Whilst it is good for the minister to take his time and turn attention to one individual, I could not feel upset that his time was spent on two elderlies whom do not actually require financial help.
It is bad enough to see an old person begging, especially in employment-rich Singapore. It is even more upsetting to learn that beggars can be earning in a day what some people earn in a month. Some even good enough to earn up to six figures a year.
Now before you quit your job and start trawling the streets to beg, know that begging is technically illegal in Singapore. According to the Destitute Persons Act, a habitual beggar (someone who was found to be begging on two previous occasions which might cause public nuisance and as a result required to stay at a welfare home) can be fined up to $3,000 or jailed up to two years.
That’s not to say that the government is cruel enough to leave these people to their own devices. The same Act also has provisions for the beggar to be temporarily housed at a welfare home if he or she is found to be unable to fend for themselves.

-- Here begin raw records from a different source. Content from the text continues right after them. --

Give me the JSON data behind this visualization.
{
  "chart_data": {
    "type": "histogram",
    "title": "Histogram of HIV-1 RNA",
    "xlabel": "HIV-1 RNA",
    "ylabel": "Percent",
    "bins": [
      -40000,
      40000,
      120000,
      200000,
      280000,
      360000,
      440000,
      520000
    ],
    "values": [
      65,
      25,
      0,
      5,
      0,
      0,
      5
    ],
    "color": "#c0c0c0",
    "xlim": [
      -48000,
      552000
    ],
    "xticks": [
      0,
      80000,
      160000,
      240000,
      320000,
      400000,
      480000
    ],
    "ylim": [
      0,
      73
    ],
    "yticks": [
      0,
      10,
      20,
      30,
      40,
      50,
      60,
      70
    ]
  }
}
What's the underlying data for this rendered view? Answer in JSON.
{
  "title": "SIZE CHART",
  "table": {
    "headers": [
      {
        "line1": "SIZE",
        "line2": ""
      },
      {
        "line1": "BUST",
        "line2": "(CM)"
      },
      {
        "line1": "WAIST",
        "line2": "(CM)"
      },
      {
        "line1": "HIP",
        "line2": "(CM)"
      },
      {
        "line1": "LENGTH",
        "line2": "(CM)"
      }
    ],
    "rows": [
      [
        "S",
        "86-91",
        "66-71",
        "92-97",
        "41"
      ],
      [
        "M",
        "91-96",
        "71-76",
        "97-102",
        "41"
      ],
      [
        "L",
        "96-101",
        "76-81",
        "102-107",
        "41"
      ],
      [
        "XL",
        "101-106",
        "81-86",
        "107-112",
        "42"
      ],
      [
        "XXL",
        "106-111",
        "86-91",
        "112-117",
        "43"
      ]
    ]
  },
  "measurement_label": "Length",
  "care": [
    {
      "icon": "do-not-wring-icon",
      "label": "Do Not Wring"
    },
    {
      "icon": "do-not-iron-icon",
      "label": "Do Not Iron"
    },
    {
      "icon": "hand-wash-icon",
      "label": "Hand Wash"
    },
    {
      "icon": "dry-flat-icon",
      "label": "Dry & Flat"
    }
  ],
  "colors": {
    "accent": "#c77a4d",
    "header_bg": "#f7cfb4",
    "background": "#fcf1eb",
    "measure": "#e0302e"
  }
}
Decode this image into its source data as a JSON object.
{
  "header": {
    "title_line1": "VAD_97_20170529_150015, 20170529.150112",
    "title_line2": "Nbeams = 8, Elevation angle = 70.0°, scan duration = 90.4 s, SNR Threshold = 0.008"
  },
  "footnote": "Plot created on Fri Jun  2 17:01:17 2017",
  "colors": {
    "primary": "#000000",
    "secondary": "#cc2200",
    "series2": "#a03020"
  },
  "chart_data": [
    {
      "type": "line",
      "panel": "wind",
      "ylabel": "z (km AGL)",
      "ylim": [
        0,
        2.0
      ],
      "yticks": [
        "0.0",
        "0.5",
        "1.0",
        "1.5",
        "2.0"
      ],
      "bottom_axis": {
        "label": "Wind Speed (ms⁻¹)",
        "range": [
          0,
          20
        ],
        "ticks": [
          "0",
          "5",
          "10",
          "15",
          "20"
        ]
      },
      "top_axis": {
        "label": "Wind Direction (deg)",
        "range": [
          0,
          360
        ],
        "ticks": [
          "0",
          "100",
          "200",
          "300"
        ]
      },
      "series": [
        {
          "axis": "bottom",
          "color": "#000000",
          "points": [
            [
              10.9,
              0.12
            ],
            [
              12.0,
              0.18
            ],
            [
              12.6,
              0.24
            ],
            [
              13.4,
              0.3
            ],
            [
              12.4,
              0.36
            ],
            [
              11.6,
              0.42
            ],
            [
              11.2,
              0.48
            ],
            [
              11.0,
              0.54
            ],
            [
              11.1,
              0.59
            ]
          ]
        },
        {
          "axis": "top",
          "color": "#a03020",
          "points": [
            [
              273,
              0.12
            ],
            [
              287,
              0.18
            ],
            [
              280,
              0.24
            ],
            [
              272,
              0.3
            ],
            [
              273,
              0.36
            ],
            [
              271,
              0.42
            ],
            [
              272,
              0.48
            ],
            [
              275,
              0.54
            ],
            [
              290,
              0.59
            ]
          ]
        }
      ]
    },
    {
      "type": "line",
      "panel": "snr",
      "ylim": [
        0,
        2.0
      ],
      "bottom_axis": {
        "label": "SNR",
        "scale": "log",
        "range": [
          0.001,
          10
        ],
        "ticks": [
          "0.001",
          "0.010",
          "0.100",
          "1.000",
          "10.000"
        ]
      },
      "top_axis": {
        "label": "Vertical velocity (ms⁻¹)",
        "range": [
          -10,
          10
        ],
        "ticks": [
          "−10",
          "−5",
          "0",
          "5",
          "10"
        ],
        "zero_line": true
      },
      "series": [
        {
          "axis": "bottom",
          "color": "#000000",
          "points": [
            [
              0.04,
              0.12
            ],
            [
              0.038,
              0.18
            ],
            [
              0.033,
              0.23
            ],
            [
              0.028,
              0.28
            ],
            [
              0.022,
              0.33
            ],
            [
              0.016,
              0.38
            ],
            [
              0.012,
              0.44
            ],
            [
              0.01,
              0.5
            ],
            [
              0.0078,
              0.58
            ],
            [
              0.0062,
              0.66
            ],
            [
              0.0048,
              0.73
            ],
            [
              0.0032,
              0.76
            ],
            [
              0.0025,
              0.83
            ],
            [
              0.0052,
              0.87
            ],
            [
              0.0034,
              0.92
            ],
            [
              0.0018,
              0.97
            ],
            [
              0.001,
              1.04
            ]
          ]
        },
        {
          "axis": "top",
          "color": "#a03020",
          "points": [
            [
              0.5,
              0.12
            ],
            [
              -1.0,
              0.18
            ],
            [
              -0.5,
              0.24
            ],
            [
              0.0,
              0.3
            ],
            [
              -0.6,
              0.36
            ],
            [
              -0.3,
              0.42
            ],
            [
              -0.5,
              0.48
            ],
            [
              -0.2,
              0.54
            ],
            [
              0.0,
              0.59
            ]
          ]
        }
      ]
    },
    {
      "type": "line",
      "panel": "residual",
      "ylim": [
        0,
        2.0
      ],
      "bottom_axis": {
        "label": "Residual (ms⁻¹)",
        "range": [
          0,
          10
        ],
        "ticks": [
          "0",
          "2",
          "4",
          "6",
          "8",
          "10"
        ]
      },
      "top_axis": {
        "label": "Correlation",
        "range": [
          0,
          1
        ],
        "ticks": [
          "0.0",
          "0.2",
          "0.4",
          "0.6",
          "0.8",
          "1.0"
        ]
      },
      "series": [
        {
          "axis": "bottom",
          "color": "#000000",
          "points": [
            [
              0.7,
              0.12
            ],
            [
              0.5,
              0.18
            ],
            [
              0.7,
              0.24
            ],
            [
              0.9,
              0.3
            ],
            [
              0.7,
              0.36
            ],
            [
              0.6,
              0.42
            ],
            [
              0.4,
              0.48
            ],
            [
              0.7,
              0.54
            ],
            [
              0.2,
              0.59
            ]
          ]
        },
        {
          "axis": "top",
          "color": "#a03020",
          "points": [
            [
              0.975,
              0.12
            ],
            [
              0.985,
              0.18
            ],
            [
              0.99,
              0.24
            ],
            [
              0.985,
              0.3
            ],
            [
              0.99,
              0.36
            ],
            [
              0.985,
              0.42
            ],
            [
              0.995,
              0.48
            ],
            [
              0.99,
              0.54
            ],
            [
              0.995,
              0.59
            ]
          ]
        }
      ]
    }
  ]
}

The Minister added in a Facebook post that we should still continue to “…talk to these old folks or people who seem to need help. Find out what details you can. Where they need help, call COMCARE 1800 222 0000 or let us know so that we can follow up. While it is not always what it seems, and I’ve encountered some similar ‘exploitative’ cases, and there are probably more that a few who see these efforts as easy money-making opportunities, there are genuine folks who do need help. So don’t stop speaking to them and following up…it may make a real difference to some of them.
Indeed we shouldn’t stop talking and helping, just because of a few black sheep.